In simple terms, short-term loans have easier policies and higher interest rates. Bridge loans or hard money loans do not elongate for years. Mostly they are off for one to two years, and they have many advantages that attract business people, especially those working in real estate.
Why real estate, you ask?
Because real estate has high turnover in less period of time, whether you are fixing and flipping to sell the property or renting it out, you will get the loan amount in no time. Now, many might ask, why not bank loans? Why take the risk for a bridge loan?
We will answer this question in the excerpt below, alongside giving you a guideline of what you should and shouldn’t do regarding bridge loans.
Who Is Lending These Loans
A very common question asked by many if this is their first time availing of such loans. If it is not the bank, they are certainly not the government. These are mostly private investors who are equity funding these hard money loans.
It is a form of equity investment where they either make a profit through the high-interest rate or become direct investors to the businesses for which the loan is being availed, and they make money from the percentage of profit.
In most hard money lending companies around the state, one individual is lending to another person. You will find very few individuals loaning to multiple lenders through the money lenders.
Difference Between Hard Money & The Bank
The major difference between hard loaned money and bank is the credit history and the mortgage. We will discuss them further.
Mortgage: Bank vs. Hard Money
To give you a simple example, if you are lending money from a bank with the hopes of opening your business and buying a property, the bank will sign that property as a mortgage. This means, in terms of inability to repay the loan, the bank has a right to seize the mortgaged property under their name and then auction it off. Bridge loan investors do not have these mortgage rules banks do. They are more likely to give a quick loan with high interest as their main income is the mortgage. On the other hand, during any inability to repay, they will simply take over the business for which the loan is taken, as any investor would.

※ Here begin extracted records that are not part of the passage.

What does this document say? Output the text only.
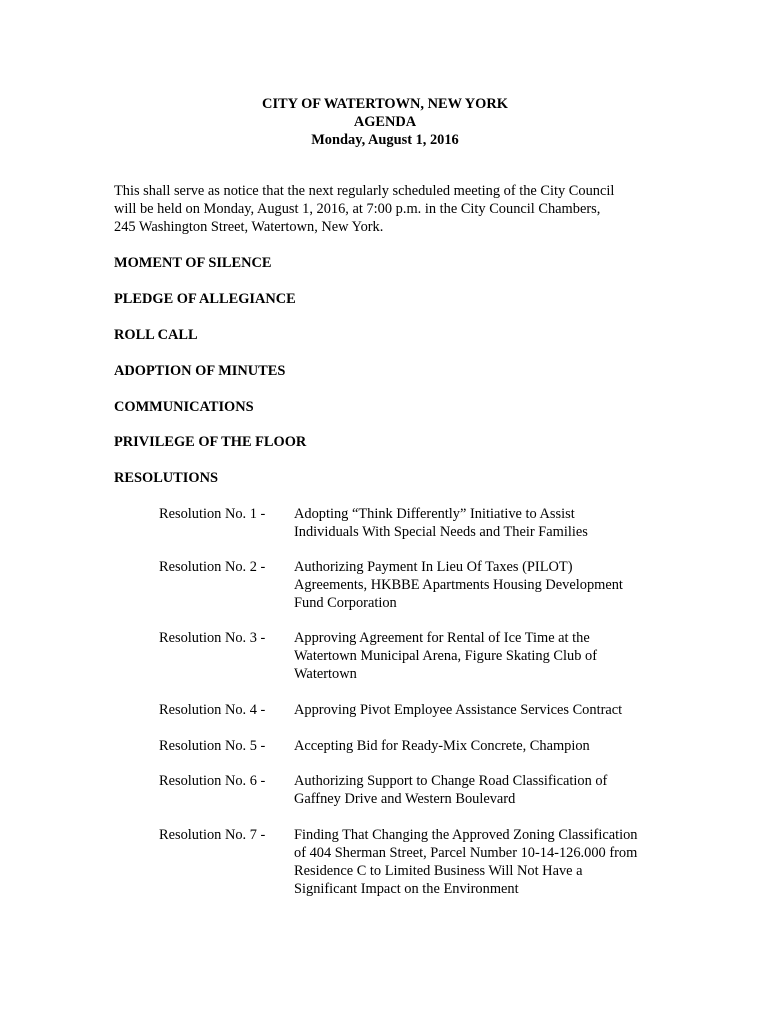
CITY OF WATERTOWN, NEW YORK
AGENDA
Monday, August 1, 2016
This shall serve as notice that the next regularly scheduled meeting of the City Council
will be held on Monday, August 1, 2016, at 7:00 p.m. in the City Council Chambers,
245 Washington Street, Watertown, New York.
MOMENT OF SILENCE
PLEDGE OF ALLEGIANCE
ROLL CALL
ADOPTION OF MINUTES
COMMUNICATIONS
PRIVILEGE OF THE FLOOR
RESOLUTIONS
Resolution No. 1 - Adopting “Think Differently” Initiative to Assist
Individuals With Special Needs and Their Families
Resolution No. 2 - Authorizing Payment In Lieu Of Taxes (PILOT)
Agreements, HKBBE Apartments Housing Development
Fund Corporation
Resolution No. 3 - Approving Agreement for Rental of Ice Time at the
Watertown Municipal Arena, Figure Skating Club of
Watertown
Resolution No. 4 - Approving Pivot Employee Assistance Services Contract
Resolution No. 5 - Accepting Bid for Ready-Mix Concrete, Champion
Resolution No. 6 - Authorizing Support to Change Road Classification of
Gaffney Drive and Western Boulevard
Resolution No. 7 - Finding That Changing the Approved Zoning Classification
of 404 Sherman Street, Parcel Number 10-14-126.000 from
Residence C to Limited Business Will Not Have a
Significant Impact on the Environment
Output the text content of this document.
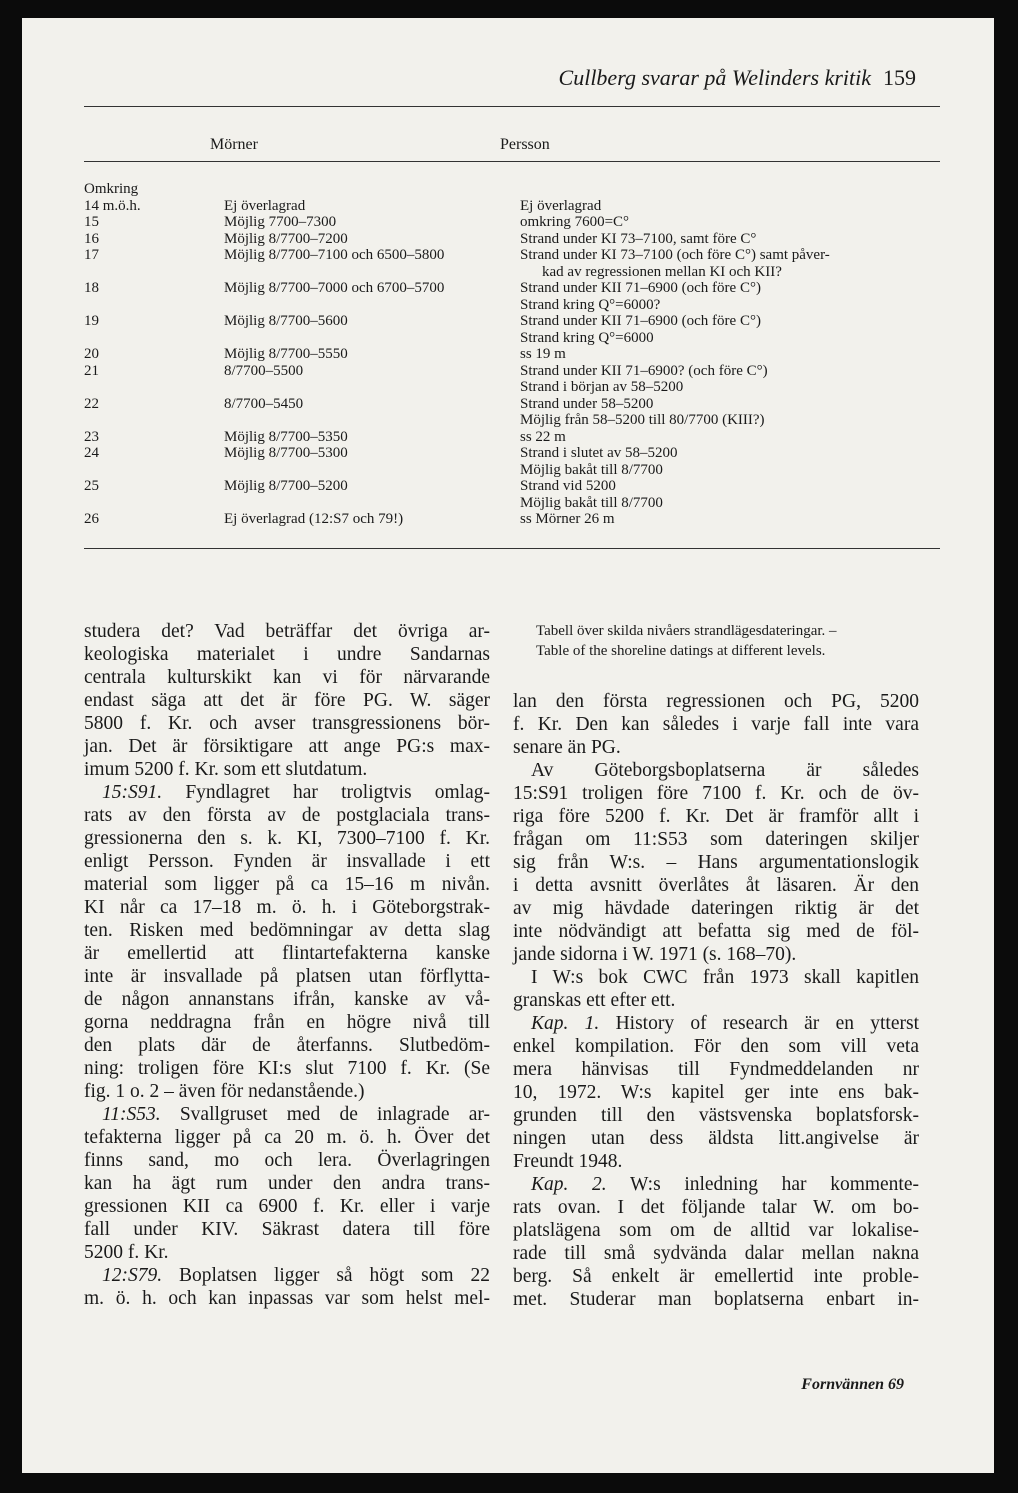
Cullberg svarar på Welinders kritik 159
Mörner	Persson
Omkring
14 m.ö.h.	Ej överlagrad	Ej överlagrad
15	Möjlig 7700–7300	omkring 7600=C°
16	Möjlig 8/7700–7200	Strand under KI 73–7100, samt före C°
17	Möjlig 8/7700–7100 och 6500–5800	Strand under KI 73–7100 (och före C°) samt påver-
kad av regressionen mellan KI och KII?
18	Möjlig 8/7700–7000 och 6700–5700	Strand under KII 71–6900 (och före C°)
Strand kring Q°=6000?
19	Möjlig 8/7700–5600	Strand under KII 71–6900 (och före C°)
Strand kring Q°=6000
20	Möjlig 8/7700–5550	ss 19 m
21	8/7700–5500	Strand under KII 71–6900? (och före C°)
Strand i början av 58–5200
22	8/7700–5450	Strand under 58–5200
Möjlig från 58–5200 till 80/7700 (KIII?)
23	Möjlig 8/7700–5350	ss 22 m
24	Möjlig 8/7700–5300	Strand i slutet av 58–5200
Möjlig bakåt till 8/7700
25	Möjlig 8/7700–5200	Strand vid 5200
Möjlig bakåt till 8/7700
26	Ej överlagrad (12:S7 och 79!)	ss Mörner 26 m
studera det? Vad beträffar det övriga ar-
keologiska materialet i undre Sandarnas
centrala kulturskikt kan vi för närvarande
endast säga att det är före PG. W. säger
5800 f. Kr. och avser transgressionens bör-
jan. Det är försiktigare att ange PG:s max-
imum 5200 f. Kr. som ett slutdatum.
15:S91. Fyndlagret har troligtvis omlag-
rats av den första av de postglaciala trans-
gressionerna den s. k. KI, 7300–7100 f. Kr.
enligt Persson. Fynden är insvallade i ett
material som ligger på ca 15–16 m nivån.
KI når ca 17–18 m. ö. h. i Göteborgstrak-
ten. Risken med bedömningar av detta slag
är emellertid att flintartefakterna kanske
inte är insvallade på platsen utan förflytta-
de någon annanstans ifrån, kanske av vå-
gorna neddragna från en högre nivå till
den plats där de återfanns. Slutbedöm-
ning: troligen före KI:s slut 7100 f. Kr. (Se
fig. 1 o. 2 – även för nedanstående.)
11:S53. Svallgruset med de inlagrade ar-
tefakterna ligger på ca 20 m. ö. h. Över det
finns sand, mo och lera. Överlagringen
kan ha ägt rum under den andra trans-
gressionen KII ca 6900 f. Kr. eller i varje
fall under KIV. Säkrast datera till före
5200 f. Kr.
12:S79. Boplatsen ligger så högt som 22
m. ö. h. och kan inpassas var som helst mel-
Tabell över skilda nivåers strandlägesdateringar. –
Table of the shoreline datings at different levels.
lan den första regressionen och PG, 5200
f. Kr. Den kan således i varje fall inte vara
senare än PG.
Av Göteborgsboplatserna är således
15:S91 troligen före 7100 f. Kr. och de öv-
riga före 5200 f. Kr. Det är framför allt i
frågan om 11:S53 som dateringen skiljer
sig från W:s. – Hans argumentationslogik
i detta avsnitt överlåtes åt läsaren. Är den
av mig hävdade dateringen riktig är det
inte nödvändigt att befatta sig med de föl-
jande sidorna i W. 1971 (s. 168–70).
I W:s bok CWC från 1973 skall kapitlen
granskas ett efter ett.
Kap. 1. History of research är en ytterst
enkel kompilation. För den som vill veta
mera hänvisas till Fyndmeddelanden nr
10, 1972. W:s kapitel ger inte ens bak-
grunden till den västsvenska boplatsforsk-
ningen utan dess äldsta litt.angivelse är
Freundt 1948.
Kap. 2. W:s inledning har kommente-
rats ovan. I det följande talar W. om bo-
platslägena som om de alltid var lokalise-
rade till små sydvända dalar mellan nakna
berg. Så enkelt är emellertid inte proble-
met. Studerar man boplatserna enbart in-
Fornvännen 69
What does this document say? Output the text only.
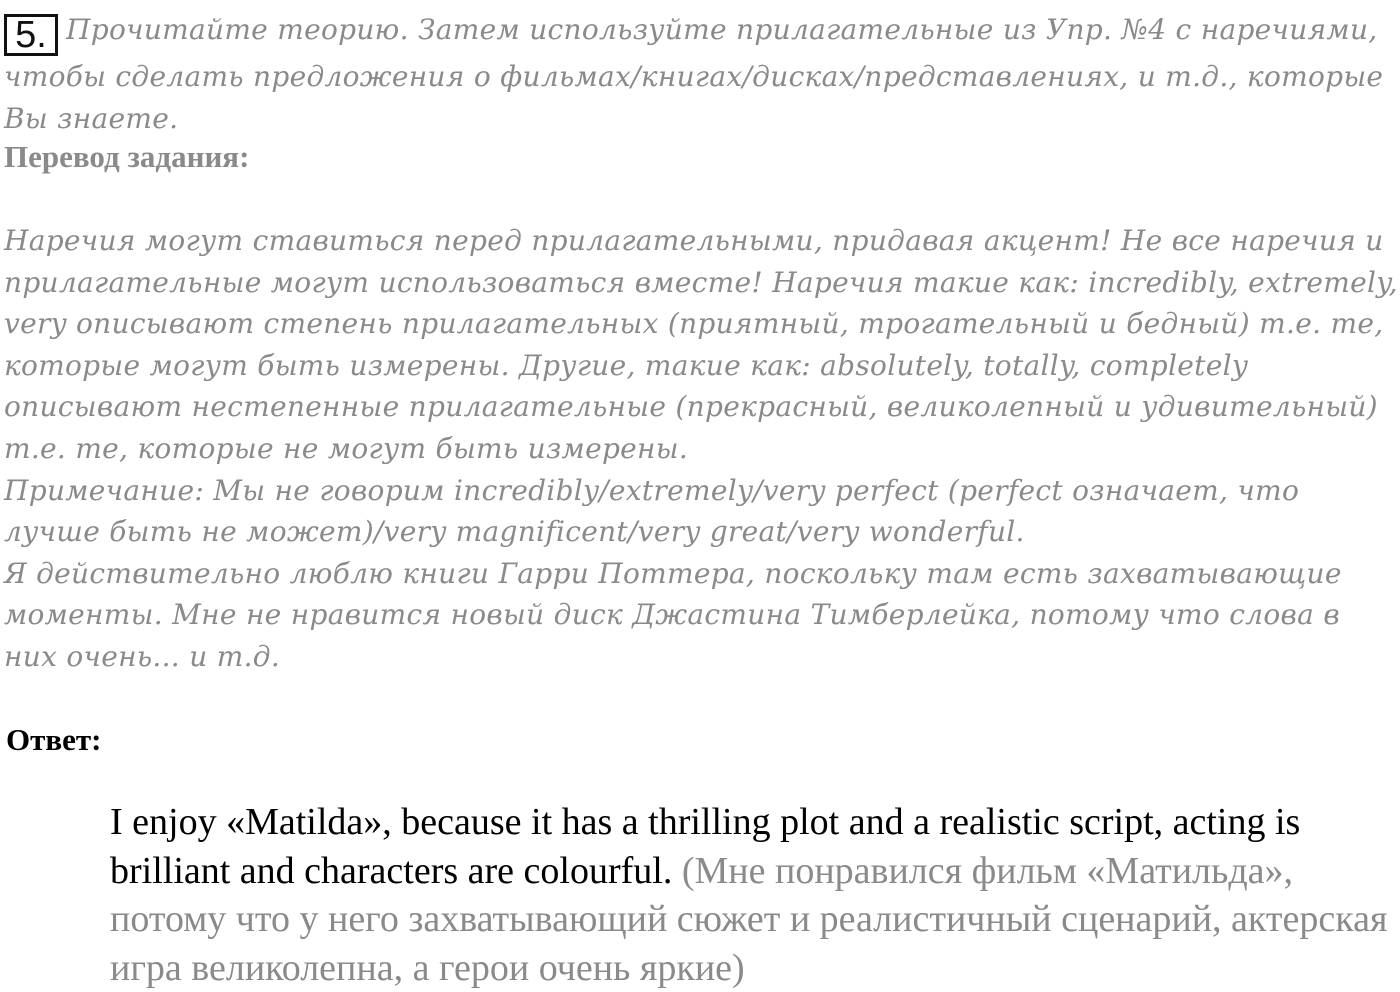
5. Прочитайте теорию. Затем используйте прилагательные из Упр. №4 с наречиями, чтобы сделать предложения о фильмах/книгах/дисках/представлениях, и т.д., которые Вы знаете.

Перевод задания:

Наречия могут ставиться перед прилагательными, придавая акцент! Не все наречия и прилагательные могут использоваться вместе! Наречия такие как: incredibly, extremely, very описывают степень прилагательных (приятный, трогательный и бедный) т.е. те, которые могут быть измерены. Другие, такие как: absolutely, totally, completely описывают нестепенные прилагательные (прекрасный, великолепный и удивительный) т.е. те, которые не могут быть измерены.

Примечание: Мы не говорим incredibly/extremely/very perfect (perfect означает, что лучше быть не может)/very magnificent/very great/very wonderful.

Я действительно люблю книги Гарри Поттера, поскольку там есть захватывающие моменты. Мне не нравится новый диск Джастина Тимберлейка, потому что слова в них очень... и т.д.

Ответ:

I enjoy «Matilda», because it has a thrilling plot and a realistic script, acting is brilliant and characters are colourful. (Мне понравился фильм «Матильда», потому что у него захватывающий сюжет и реалистичный сценарий, актерская игра великолепна, а герои очень яркие)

Types Of Loans – Bank Vs. Hard Money
Banks have a plethora of loans to offer, from residential loans to personal to business. Hard money lenders, on the other hand, assess the risk for any type of loan, and they do not provide residential loans. Since there is no mortgage, you cannot avail of a bridge loan for buying your own property. The investors do not see any opportunity for profit when it comes to residential loans. Therefore, they would stick to businesses that have a possibility of profit. Hence, hard money lenders majorly provide loans to real estate businesses for fixing and flipping and then selling the property at a much higher rate.
Credit History – Bank Vs. Hard Money
Since banks do take a risk when providing all types of loans, and they usually do not make money from the profit of a business, credit history is a big deal. They would never give the loan to just anyone, especially when someone doesn’t have a solid property to their name or cannot provide a good mortgage.
Credit card records and previous expenditure history with income play a big role in availing of a loan from the bank.
Bridge loans are much easier compared to that. Afterall, it is a very short-term loan with a high interest rate. Plus, these investors are funding a growing business, so previous credit history is not a matter of concern for hard money lenders.
What You Should Consider
Now that you know the difference between hard money and bank loans, it is time to make a judgement call.
There are pros and cons to both.
However, if you are someone about to start a business with nothing, we would suggest going for bridge or hard money lenders in Austin.